The story
Iraq last walked onto a World Cup pitch in 1986 in Mexico — a single group-stage appearance that ended without a point, in a country torn apart by the Iran-Iraq War. The players carried an entire nation's grief into those games, and the Lions of Mesopotamia have been chasing that stage again ever since. Forty years is a long time to wait, and 2026 marks their extraordinary return.
But if you want to understand what Iraq football truly means, you need to go back to 2007. While the country was consumed by sectarian violence and daily bombings, the national team somehow won the Asian Cup — beating South Korea, Australia and Saudi Arabia along the way — playing their home matches in neutral venues because Baghdad was too dangerous. When the trophy was lifted, Iraqis poured into the streets in tears. It remains one of the most quietly devastating and uplifting stories in the history of the sport.

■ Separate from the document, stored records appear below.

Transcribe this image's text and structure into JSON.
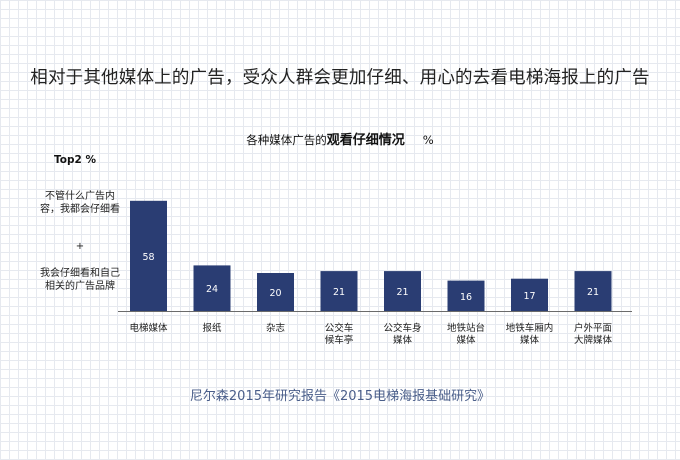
{
  "slide_title": "相对于其他媒体上的广告，受众人群会更加仔细、用心的去看电梯海报上的广告",
  "chart_title_prefix": "各种媒体广告的",
  "chart_title_bold": "观看仔细情况",
  "chart_title_unit": "%",
  "top2_label": "Top2 %",
  "note_line1": "不管什么广告内容，我都会仔细看",
  "note_plus": "+",
  "note_line2": "我会仔细看和自己相关的广告品牌",
  "source": "尼尔森2015年研究报告《2015电梯海报基础研究》",
  "colors": {
    "bar": "#2a3d73",
    "axis": "#6b6b6b"
  },
  "chart_data": {
    "type": "bar",
    "title": "各种媒体广告的观看仔细情况",
    "unit": "%",
    "categories": [
      [
        "电梯媒体"
      ],
      [
        "报纸"
      ],
      [
        "杂志"
      ],
      [
        "公交车",
        "候车亭"
      ],
      [
        "公交车身",
        "媒体"
      ],
      [
        "地铁站台",
        "媒体"
      ],
      [
        "地铁车厢内",
        "媒体"
      ],
      [
        "户外平面",
        "大牌媒体"
      ]
    ],
    "values": [
      58,
      24,
      20,
      21,
      21,
      16,
      17,
      21
    ]
  }
}
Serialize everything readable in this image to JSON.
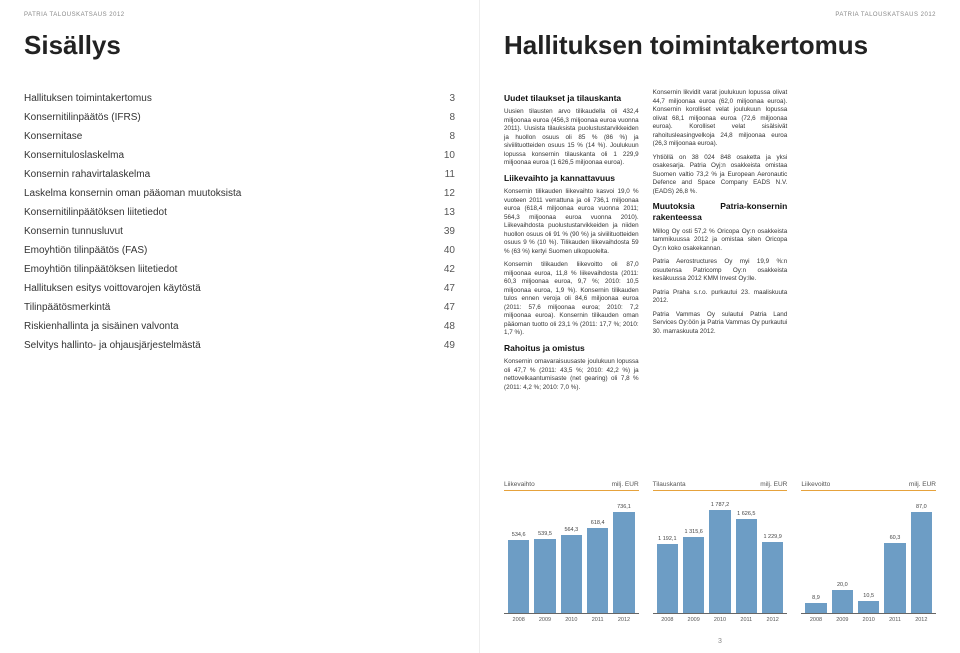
{
  "runningHeader": "PATRIA TALOUSKATSAUS 2012",
  "left": {
    "title": "Sisällys",
    "toc": [
      {
        "label": "Hallituksen toimintakertomus",
        "page": "3"
      },
      {
        "label": "Konsernitilinpäätös (IFRS)",
        "page": "8"
      },
      {
        "label": "Konsernitase",
        "page": "8"
      },
      {
        "label": "Konsernituloslaskelma",
        "page": "10"
      },
      {
        "label": "Konsernin rahavirtalaskelma",
        "page": "11"
      },
      {
        "label": "Laskelma konsernin oman pääoman muutoksista",
        "page": "12"
      },
      {
        "label": "Konsernitilinpäätöksen liitetiedot",
        "page": "13"
      },
      {
        "label": "Konsernin tunnusluvut",
        "page": "39"
      },
      {
        "label": "Emoyhtiön tilinpäätös (FAS)",
        "page": "40"
      },
      {
        "label": "Emoyhtiön tilinpäätöksen liitetiedot",
        "page": "42"
      },
      {
        "label": "Hallituksen esitys voittovarojen käytöstä",
        "page": "47"
      },
      {
        "label": "Tilinpäätösmerkintä",
        "page": "47"
      },
      {
        "label": "Riskienhallinta ja sisäinen valvonta",
        "page": "48"
      },
      {
        "label": "Selvitys hallinto- ja ohjausjärjestelmästä",
        "page": "49"
      }
    ]
  },
  "right": {
    "title": "Hallituksen toimintakertomus",
    "sections": [
      {
        "head": "Uudet tilaukset ja tilauskanta",
        "paras": [
          "Uusien tilausten arvo tilikaudella oli 432,4 miljoonaa euroa (456,3 miljoonaa euroa vuonna 2011). Uusista tilauksista puolustustarvikkeiden ja huollon osuus oli 85 % (86 %) ja siviilituotteiden osuus 15 % (14 %). Joulukuun lopussa konsernin tilauskanta oli 1 229,9 miljoonaa euroa (1 626,5 miljoonaa euroa)."
        ]
      },
      {
        "head": "Liikevaihto ja kannattavuus",
        "paras": [
          "Konsernin tilikauden liikevaihto kasvoi 19,0 % vuoteen 2011 verrattuna ja oli 736,1 miljoonaa euroa (618,4 miljoonaa euroa vuonna 2011; 564,3 miljoonaa euroa vuonna 2010). Liikevaihdosta puolustustarvikkeiden ja niiden huollon osuus oli 91 % (90 %) ja siviilituotteiden osuus 9 % (10 %). Tilikauden liikevaihdosta 59 % (63 %) kertyi Suomen ulkopuolelta.",
          "Konsernin tilikauden liikevoitto oli 87,0 miljoonaa euroa, 11,8 % liikevaihdosta (2011: 60,3 miljoonaa euroa, 9,7 %; 2010: 10,5 miljoonaa euroa, 1,9 %). Konsernin tilikauden tulos ennen veroja oli 84,6 miljoonaa euroa (2011: 57,6 miljoonaa euroa; 2010: 7,2 miljoonaa euroa). Konsernin tilikauden oman pääoman tuotto oli 23,1 % (2011: 17,7 %; 2010: 1,7 %)."
        ]
      },
      {
        "head": "Rahoitus ja omistus",
        "paras": [
          "Konsernin omavaraisuusaste joulukuun lopussa oli 47,7 % (2011: 43,5 %; 2010: 42,2 %) ja nettovelkaantumisaste (net gearing) oli 7,8 % (2011: 4,2 %; 2010: 7,0 %).",
          "Konsernin likvidit varat joulukuun lopussa olivat 44,7 miljoonaa euroa (62,0 miljoonaa euroa). Konsernin korolliset velat joulukuun lopussa olivat 68,1 miljoonaa euroa (72,6 miljoonaa euroa). Korolliset velat sisälsivät rahoitusleasingvelkoja 24,8 miljoonaa euroa (26,3 miljoonaa euroa).",
          "Yhtiöllä on 38 024 848 osaketta ja yksi osakesarja. Patria Oyj:n osakkeista omistaa Suomen valtio 73,2 % ja European Aeronautic Defence and Space Company EADS N.V. (EADS) 26,8 %."
        ]
      },
      {
        "head": "Muutoksia Patria-konsernin rakenteessa",
        "paras": [
          "Millog Oy osti 57,2 % Oricopa Oy:n osakkeista tammikuussa 2012 ja omistaa siten Oricopa Oy:n koko osakekannan.",
          "Patria Aerostructures Oy myi 19,9 %:n osuutensa Patricomp Oy:n osakkeista kesäkuussa 2012 KMM Invest Oy:lle.",
          "Patria Praha s.r.o. purkautui 23. maaliskuuta 2012.",
          "Patria Vammas Oy sulautui Patria Land Services Oy:öön ja Patria Vammas Oy purkautui 30. marraskuuta 2012."
        ]
      }
    ],
    "charts": [
      {
        "title": "Liikevaihto",
        "unit": "milj. EUR",
        "color": "#6d9dc5",
        "years": [
          "2008",
          "2009",
          "2010",
          "2011",
          "2012"
        ],
        "values": [
          534.6,
          539.5,
          564.3,
          618.4,
          736.1
        ],
        "ymax": 800
      },
      {
        "title": "Tilauskanta",
        "unit": "milj. EUR",
        "color": "#6d9dc5",
        "years": [
          "2008",
          "2009",
          "2010",
          "2011",
          "2012"
        ],
        "values": [
          1192.1,
          1315.6,
          1787.2,
          1626.5,
          1229.9
        ],
        "ymax": 1900
      },
      {
        "title": "Liikevoitto",
        "unit": "milj. EUR",
        "color": "#6d9dc5",
        "years": [
          "2008",
          "2009",
          "2010",
          "2011",
          "2012"
        ],
        "values": [
          8.9,
          20.0,
          10.5,
          60.3,
          87.0
        ],
        "ymax": 95
      }
    ],
    "pageNumber": "3"
  }
}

Now, ranked 55th in the world and led by a genuinely exciting generation of players, Iraq arrive in 2026 not just as sentimental favourites but as a team with real teeth. Zidane Iqbal — a Manchester United academy product who chose Iraq over England — gives them European pedigree in midfield, while Aymen Hussein provides the kind of muscular, clever centre-forward play that can trouble anyone on a good day. After four decades in the wilderness, the Lions are hungry.
What to watch
This is a team playing for something far bigger than football — every tackle and every goal carries the weight of a nation that has known genuine suffering, and that emotional charge makes even their group games feel like cup finals. Watch for the moment the crowd realises Iraq can actually compete, because that noise will be something you will not forget.
X-factor
Zidane Iqbal — a technically gifted, box-to-box midfielder who grew up in the Manchester United system and brings a level of composure and vision that can completely reorganise a match when Iraq need it most.
Iraq arrive as underdogs with a story so powerful it almost feels unfair to the other teams — expect passion, occasional chaos, and at least one moment that makes a neutral fan well up.